Неужели Ван говорит правду? Он сходится с женщинами лишь для того, чтобы удовлетворить физическое влечение? Эта мысль была Энни отвратительна, но все же приятно узнать, что серьезных романов у него не было.

– Какая гадость! – скривилась она. – Не проще ли пойти в бордель, если уж ты не можешь жить без секса?

– А ты, насколько я понимаю, до сих пор чиста и невинна? – Взгляд его напомнил Энни о тех временах, когда он встречал ее на пороге и уже в прихожей они в порыве безумной страсти начинали срывать друг с друга одежду.

– Я никогда не занималась сексом, просто чтобы удовлетворить свою похоть, – отрезала она, глядя на него с гневом и отвращением. Интересно, что бы он сказал, узнав, что все эти пять лет она прожила монахиней? Наверно, не поверил бы. Верность в наши дни вышла из моды – особенно среди светских людей, к каковым, без сомнения, принадлежат журналисты.

– Ты, Энни, никогда не умела лгать. – Он окинул ее откровенным взглядом, и Энни почувствовала, что краснеет.

– Какого черта... – яростно начала она.

Ван слегка улыбнулся – казалось, гнев Энни его забавлял, – однако глаза остались холодными, словно арктический лед.

– Хорошо, выражусь более вежливо, – с убийственным сарказмом ответил он. – Ты любила меня, помнишь? Любила страстно. Порой ты так хотела меня, что не могла дождаться конца рабочего дня и убегала раньше.

Удивительно – после стольких лет разлуки он все еще читал ее мысли!

– И не говори, что с таким же энтузиазмом ложилась в постель с этим твоим... кто там у тебя был. Все равно не поверю. – Он блеснул зубами в холодной усмешке. – Ты хочешь меня, Энни. Я не успел и прикоснуться, а ты уже была готова. Я могу овладеть тобою хоть сейчас. И ты это знаешь.

В душе у Энни бушевала буря, но голос оставался тихим и спокойным:

– Попробуй прикоснуться ко мне хоть пальцем – я закричу так, что сюда сбегутся все твои слуги.
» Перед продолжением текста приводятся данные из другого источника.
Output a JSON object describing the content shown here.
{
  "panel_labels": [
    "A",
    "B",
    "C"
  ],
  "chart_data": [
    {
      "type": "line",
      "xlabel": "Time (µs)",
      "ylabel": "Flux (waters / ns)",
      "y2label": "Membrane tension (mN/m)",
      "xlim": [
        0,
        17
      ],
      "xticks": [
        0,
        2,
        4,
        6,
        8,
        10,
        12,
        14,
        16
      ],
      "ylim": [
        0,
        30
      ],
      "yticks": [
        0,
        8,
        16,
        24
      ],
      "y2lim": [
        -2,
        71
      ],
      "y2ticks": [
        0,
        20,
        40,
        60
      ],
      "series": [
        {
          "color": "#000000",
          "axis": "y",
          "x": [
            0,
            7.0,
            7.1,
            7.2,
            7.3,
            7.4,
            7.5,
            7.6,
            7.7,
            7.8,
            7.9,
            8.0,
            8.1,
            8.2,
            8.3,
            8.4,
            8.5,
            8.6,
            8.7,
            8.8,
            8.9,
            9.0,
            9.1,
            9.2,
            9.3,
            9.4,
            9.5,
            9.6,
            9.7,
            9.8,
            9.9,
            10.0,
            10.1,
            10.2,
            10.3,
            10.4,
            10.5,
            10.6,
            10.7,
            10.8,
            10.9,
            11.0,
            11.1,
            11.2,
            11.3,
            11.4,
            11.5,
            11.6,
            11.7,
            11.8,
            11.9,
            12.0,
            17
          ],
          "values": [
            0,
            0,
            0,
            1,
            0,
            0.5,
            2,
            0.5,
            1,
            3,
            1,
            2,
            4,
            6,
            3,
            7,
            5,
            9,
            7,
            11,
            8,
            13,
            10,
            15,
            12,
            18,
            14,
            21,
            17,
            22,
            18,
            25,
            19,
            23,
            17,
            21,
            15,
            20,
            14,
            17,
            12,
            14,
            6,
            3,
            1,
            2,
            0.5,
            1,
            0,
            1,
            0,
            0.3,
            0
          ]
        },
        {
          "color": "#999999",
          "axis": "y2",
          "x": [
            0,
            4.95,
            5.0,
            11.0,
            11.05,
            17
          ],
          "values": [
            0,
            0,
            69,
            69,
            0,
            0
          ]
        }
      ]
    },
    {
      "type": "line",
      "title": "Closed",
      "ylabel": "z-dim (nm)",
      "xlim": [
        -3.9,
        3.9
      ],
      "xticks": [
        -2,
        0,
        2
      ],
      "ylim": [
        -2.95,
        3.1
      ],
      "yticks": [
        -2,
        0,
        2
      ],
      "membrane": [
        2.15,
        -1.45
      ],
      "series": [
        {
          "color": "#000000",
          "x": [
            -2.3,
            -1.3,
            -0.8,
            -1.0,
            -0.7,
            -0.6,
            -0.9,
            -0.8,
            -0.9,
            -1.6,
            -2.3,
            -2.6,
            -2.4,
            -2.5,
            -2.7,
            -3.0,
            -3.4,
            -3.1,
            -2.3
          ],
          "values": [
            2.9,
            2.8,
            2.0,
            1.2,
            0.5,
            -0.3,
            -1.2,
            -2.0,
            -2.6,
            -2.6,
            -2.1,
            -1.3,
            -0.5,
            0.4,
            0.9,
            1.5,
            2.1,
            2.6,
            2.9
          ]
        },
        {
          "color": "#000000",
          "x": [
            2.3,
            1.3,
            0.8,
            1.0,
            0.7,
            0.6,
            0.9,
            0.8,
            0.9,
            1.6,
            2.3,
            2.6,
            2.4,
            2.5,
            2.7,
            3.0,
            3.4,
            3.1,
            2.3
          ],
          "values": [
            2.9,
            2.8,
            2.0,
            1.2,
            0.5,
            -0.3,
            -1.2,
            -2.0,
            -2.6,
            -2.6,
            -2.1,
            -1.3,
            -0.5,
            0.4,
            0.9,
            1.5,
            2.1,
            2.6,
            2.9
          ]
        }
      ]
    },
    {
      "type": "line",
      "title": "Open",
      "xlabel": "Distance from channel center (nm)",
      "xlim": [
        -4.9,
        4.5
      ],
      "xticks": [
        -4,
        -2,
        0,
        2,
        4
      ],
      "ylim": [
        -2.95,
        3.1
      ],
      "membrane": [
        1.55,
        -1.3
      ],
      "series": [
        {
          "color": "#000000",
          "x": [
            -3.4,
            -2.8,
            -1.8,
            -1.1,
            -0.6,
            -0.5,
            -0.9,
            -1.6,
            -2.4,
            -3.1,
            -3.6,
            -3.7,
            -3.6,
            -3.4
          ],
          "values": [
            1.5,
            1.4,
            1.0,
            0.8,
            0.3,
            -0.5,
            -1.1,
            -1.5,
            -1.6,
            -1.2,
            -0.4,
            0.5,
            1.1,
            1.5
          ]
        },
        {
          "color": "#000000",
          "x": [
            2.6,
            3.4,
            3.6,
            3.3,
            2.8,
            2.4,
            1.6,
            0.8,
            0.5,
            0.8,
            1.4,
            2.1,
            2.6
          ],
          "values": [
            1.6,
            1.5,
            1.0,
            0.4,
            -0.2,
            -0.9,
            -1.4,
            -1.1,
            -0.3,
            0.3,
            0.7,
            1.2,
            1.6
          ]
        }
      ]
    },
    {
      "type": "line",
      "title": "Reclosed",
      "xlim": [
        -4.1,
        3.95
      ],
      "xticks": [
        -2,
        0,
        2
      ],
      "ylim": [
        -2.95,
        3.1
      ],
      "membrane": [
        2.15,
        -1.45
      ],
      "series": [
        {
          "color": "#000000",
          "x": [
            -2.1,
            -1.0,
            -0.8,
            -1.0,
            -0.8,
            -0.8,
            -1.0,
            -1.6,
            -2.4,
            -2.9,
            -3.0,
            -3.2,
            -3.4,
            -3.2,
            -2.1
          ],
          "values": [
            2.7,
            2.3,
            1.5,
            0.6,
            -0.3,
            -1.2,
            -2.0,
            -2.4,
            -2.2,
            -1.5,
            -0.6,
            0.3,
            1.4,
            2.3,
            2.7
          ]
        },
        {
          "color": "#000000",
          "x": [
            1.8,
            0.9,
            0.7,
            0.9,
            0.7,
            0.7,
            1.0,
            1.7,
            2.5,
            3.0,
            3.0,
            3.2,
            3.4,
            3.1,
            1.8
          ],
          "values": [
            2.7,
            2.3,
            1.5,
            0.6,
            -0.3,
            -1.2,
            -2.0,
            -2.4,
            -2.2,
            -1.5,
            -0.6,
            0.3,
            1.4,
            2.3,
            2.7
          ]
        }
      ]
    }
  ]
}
Ледяной блеск в его глазах внезапно сменился синим пламенем. Энни хорошо знала это пламя – оно загоралось в его взгляде, когда они лежали в постели. В то время его нескрываемая страсть возбуждала в ней какое-то дикое, первобытное желание; теперь – пугала.

– Не закричишь, – мягко ответил он. – Ты растаешь в моих объятиях, как таяла всегда.

Он схватил ее за руку и рывком притянул к себе. На мгновение замер, давая ей возможность закричать. Глаза Энни сверкали гневом, но уста не проронили ни звука, и Ван довольно рассмеялся.

– Видишь? Ты презираешь меня за то, что я хитростью заманил тебя сюда, и все же не можешь сдержать тайного желания. Ты понимаешь, что отдашься мне, если я захочу. Не знаешь только, захочу ли я.

– Собираешься меня изнасиловать? – Голос ее дрожал от ярости и ужаса.

Но не от того отчаянного ужаса, который испытывает женщина при приближении насильника. Энни боялась не физической боли. Ее снедал совсем иной страх.

– Изнасилование, если не ошибаюсь, – это склонение женщины к близости против воли. – Вкрадчивый голос и прищуренный взгляд Вана вызвал в Энни такую реакцию, что ее лицо запылало. – А ты, едва мы пожали друг другу руки, потеряла всякую волю к сопротивлению. Думаешь, я этого не понял?

– Черт тебя побери, Ван! Отпусти! – Она пыталась вырваться, хоть и знала, что это бесполезно.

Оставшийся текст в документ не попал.